Андрей вновь пожалел, что не умеет толком выражать свои мысли и не может доказать Якову, что он и Новомирский не совсем правы. Он с завистью смотрел на Якова, обладающего таким красноречием. Пожалуй, ни один кружок не научит тому, что дано человеку от природы.
ГЛАВА 8
В середине декабря в Екатеринославе произошел перевес сил в пользу губернатора: 17-го в город прибыла 34-я артиллерийская бригада, а на следующий день, наконец, вошел долгожданный Симферопольский полк, который под Александровском несколько дней всячески задерживали местные анархисты. И сразу в самом городе и всех прилегающих к нему районах было введено военное положение. Нейдгардт предложил забастовщиком немедленно сложить оружие. Его приказы были развешены по всему городу.
В эти же дни было подавлено вооруженное восстание в Москве. Об этом рассказал на экстренном заседании екатеринославского Совета депутатов представитель Московского комитета партии Нагорный. Вел заседание председатель Совета меньшевик Басовский. После выступления московского товарища он предложил прекратить забастовку и в Екатеринославе.
– Продолжать ее дальше не имеет смысла, – сказал он, стараясь не смотреть в сторону Петровского и сидевших рядом с ним товарищей из БСК. – У нас тоже нет необходимых сил, чтобы оказывать сопротивление пушкам. Прошу дать об этом объявление в «Бюллетене» и на этом завершить его выпуск.
Нина Трофимова первая не выдержала такого отступничества и демонстративно вышла из комнаты. За ней поднялись Петровский и все члены БСК.
– Заседание еще не кончено, – истерично закричал Басовский, – прошу всех вернуться на свои места.
Выходивший последним Меренков хотел придержать дверь, но от сквозняка она вырвалась у него из рук и громко хлопнула. Он смущенно пожал плечами.
В коридоре Петровский вытащил папиросу, закурил и уставился в одну точку, о чем-то усиленно думая.
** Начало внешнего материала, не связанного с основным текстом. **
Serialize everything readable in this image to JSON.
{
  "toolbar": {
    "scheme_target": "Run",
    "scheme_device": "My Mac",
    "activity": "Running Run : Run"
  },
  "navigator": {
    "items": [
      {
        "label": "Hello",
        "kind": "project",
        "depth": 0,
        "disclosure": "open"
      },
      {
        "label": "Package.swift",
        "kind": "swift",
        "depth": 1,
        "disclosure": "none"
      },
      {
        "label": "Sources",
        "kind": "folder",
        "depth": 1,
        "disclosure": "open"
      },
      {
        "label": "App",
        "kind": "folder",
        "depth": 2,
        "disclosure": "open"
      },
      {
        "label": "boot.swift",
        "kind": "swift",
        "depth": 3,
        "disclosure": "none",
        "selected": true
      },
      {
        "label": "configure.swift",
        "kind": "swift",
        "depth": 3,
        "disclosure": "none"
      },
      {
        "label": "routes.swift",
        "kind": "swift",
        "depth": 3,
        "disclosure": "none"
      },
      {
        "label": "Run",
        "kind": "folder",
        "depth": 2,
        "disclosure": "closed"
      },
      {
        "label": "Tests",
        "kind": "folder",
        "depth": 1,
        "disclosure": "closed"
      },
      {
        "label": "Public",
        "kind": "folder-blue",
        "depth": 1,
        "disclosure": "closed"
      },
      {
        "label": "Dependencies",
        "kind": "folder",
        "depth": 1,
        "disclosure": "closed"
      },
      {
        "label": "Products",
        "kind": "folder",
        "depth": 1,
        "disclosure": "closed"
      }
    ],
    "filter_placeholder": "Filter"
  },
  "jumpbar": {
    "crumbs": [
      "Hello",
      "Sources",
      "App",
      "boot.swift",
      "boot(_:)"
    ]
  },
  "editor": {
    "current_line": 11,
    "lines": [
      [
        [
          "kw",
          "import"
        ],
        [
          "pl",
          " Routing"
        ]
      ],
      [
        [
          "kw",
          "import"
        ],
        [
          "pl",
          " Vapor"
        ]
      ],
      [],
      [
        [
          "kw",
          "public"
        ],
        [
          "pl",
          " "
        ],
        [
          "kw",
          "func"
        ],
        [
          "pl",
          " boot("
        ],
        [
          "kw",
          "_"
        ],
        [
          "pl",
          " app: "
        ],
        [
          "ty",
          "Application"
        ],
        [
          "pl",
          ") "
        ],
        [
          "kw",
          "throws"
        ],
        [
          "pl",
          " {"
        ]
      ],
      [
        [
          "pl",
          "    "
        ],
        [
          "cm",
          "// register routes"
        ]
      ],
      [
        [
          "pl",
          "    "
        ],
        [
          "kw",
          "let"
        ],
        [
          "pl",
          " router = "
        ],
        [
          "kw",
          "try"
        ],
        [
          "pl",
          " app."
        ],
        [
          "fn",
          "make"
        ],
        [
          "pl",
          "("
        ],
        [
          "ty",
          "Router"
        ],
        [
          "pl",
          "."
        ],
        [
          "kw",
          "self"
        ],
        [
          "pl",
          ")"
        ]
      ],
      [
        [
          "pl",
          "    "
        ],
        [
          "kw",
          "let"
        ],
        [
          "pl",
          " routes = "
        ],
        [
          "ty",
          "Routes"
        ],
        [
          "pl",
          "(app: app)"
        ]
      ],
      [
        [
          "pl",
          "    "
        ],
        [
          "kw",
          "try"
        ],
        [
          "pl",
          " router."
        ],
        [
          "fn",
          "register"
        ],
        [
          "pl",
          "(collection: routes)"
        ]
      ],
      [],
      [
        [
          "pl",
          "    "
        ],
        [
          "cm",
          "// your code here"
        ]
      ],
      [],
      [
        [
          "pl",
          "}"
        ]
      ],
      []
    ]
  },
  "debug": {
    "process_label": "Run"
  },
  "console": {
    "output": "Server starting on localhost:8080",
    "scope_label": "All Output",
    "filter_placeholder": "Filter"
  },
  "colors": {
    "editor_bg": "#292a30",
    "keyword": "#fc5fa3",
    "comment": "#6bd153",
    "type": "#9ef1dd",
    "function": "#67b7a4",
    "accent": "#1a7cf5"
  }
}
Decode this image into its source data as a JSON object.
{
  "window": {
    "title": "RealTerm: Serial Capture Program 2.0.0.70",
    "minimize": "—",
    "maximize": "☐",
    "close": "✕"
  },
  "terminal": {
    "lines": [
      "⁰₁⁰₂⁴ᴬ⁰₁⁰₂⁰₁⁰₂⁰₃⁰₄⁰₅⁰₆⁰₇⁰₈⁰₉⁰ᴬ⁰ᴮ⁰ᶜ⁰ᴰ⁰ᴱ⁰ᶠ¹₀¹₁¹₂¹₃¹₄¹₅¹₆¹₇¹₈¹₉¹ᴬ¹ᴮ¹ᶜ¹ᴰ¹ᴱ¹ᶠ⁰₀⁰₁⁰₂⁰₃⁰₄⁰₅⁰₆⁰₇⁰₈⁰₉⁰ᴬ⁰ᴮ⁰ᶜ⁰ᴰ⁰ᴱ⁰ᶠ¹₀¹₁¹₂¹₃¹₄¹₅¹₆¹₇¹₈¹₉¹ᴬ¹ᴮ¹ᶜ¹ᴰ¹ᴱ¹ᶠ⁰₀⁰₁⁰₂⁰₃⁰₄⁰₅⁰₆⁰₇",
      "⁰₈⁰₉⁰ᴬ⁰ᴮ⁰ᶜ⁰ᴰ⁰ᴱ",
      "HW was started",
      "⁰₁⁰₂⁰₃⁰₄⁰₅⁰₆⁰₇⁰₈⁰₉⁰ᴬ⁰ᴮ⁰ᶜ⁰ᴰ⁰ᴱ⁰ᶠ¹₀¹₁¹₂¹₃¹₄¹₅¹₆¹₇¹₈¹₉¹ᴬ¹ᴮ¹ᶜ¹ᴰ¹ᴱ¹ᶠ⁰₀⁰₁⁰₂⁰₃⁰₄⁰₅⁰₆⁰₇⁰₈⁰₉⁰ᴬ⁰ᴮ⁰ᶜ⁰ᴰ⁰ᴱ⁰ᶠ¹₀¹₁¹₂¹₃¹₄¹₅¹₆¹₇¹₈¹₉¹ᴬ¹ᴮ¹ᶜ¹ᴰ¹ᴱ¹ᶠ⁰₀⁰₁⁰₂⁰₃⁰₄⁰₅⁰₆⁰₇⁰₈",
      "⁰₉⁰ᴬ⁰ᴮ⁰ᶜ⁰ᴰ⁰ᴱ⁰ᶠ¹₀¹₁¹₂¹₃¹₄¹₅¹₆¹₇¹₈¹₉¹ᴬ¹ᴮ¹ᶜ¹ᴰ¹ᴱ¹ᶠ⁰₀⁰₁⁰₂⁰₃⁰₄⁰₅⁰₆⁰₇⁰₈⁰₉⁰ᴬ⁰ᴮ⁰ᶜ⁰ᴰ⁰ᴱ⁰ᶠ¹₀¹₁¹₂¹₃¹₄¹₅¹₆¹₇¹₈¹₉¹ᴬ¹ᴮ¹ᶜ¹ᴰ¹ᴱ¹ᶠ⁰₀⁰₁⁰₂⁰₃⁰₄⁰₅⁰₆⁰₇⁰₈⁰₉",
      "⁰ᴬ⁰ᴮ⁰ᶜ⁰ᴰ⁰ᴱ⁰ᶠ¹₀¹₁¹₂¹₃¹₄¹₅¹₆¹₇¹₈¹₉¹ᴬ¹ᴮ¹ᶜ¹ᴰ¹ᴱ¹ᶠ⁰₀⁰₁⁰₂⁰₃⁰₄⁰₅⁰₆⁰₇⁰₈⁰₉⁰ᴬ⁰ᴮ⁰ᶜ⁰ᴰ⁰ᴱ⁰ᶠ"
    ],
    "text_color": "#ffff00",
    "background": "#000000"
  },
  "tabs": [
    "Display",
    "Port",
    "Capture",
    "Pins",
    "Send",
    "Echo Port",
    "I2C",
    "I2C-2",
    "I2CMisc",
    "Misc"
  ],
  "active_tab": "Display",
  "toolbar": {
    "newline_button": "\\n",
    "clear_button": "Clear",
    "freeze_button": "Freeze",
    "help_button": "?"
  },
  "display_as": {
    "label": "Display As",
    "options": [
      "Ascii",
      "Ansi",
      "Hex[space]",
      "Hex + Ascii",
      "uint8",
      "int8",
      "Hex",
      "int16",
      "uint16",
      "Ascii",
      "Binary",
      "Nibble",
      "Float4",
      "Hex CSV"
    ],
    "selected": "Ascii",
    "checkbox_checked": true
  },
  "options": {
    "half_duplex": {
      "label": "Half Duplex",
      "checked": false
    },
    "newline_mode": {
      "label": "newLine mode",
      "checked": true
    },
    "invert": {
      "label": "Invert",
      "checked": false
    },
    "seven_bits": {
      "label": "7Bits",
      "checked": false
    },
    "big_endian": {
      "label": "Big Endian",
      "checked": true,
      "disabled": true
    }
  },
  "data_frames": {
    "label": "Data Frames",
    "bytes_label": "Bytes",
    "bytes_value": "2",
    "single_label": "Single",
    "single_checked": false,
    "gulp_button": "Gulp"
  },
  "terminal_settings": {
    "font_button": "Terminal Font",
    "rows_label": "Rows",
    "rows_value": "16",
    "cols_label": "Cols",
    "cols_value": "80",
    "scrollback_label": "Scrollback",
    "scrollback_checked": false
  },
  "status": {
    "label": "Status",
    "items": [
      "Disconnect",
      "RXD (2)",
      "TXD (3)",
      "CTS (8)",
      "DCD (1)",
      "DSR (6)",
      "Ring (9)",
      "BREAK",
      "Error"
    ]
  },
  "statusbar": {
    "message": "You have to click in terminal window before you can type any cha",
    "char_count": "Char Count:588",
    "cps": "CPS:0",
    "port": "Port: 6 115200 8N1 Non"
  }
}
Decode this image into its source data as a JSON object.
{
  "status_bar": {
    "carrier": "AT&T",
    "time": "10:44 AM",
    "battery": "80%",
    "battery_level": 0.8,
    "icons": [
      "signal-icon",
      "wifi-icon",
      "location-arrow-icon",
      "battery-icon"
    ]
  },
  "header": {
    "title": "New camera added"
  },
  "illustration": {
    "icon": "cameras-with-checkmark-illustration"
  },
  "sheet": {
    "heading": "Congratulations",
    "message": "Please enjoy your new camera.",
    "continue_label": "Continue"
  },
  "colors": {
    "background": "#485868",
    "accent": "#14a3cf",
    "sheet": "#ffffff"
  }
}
Все тоже дружно полезли за своими пачками. Нина, не окончив одну папиросу, нервно гасила ее и тут же принималась за следующую.
– Я считаю, товарищи, – сказал Григорий Иванович, оглядывая всех уставшими глазами, – что у нас еще достаточно сил, чтобы удерживать Чечелевку. Мы не должны отступать перед Нейд¬гардтом и его артиллерией. Одно дело сдаться без боя, другое – показать, что мы умеем стоять до конца. Я предлагаю продолжить сопротивление.
– Я – за! – радостно воскликнула Нина, и глаза ее засияли.
– Я тоже, – подхватил Вановский. – И нечего здесь терять время. Надо срочно собрать в БСК всех руководителей и довести до их сведения наше решение.
Из комнаты заседания вышел Нагорный.
– Товарищи, одну минуточку, – закричал он через весь коридор, увидев, что Петровский и его группа направились к выходу.
Григорий Иванович остановился и хмуро смотрел на подходившего к ним московского гостя, немолодого уже человека, с седой бородкой клином.
– Вы напрасно идете в разрез с общим постановлением, – недовольно сказал Нагорный. – По всей стране забастовка прекращена, сам Владимир Ильич вынужден был признать, что дальше сопротивляться не имеет смысла. В Москве и Иваново-Вознесенке все предприятия приступили к работе.
– У нас не Москва и не Иваново-Вознесенск, – грубо прервал его Меренков, – и мы не желаем подчиняться меньшевистским решениям. Если бы не ваше отступничество и не влияние на Басовского и его соратников, боевой стачечный комитет вполне мог перевести забастовку в вооруженное восстание.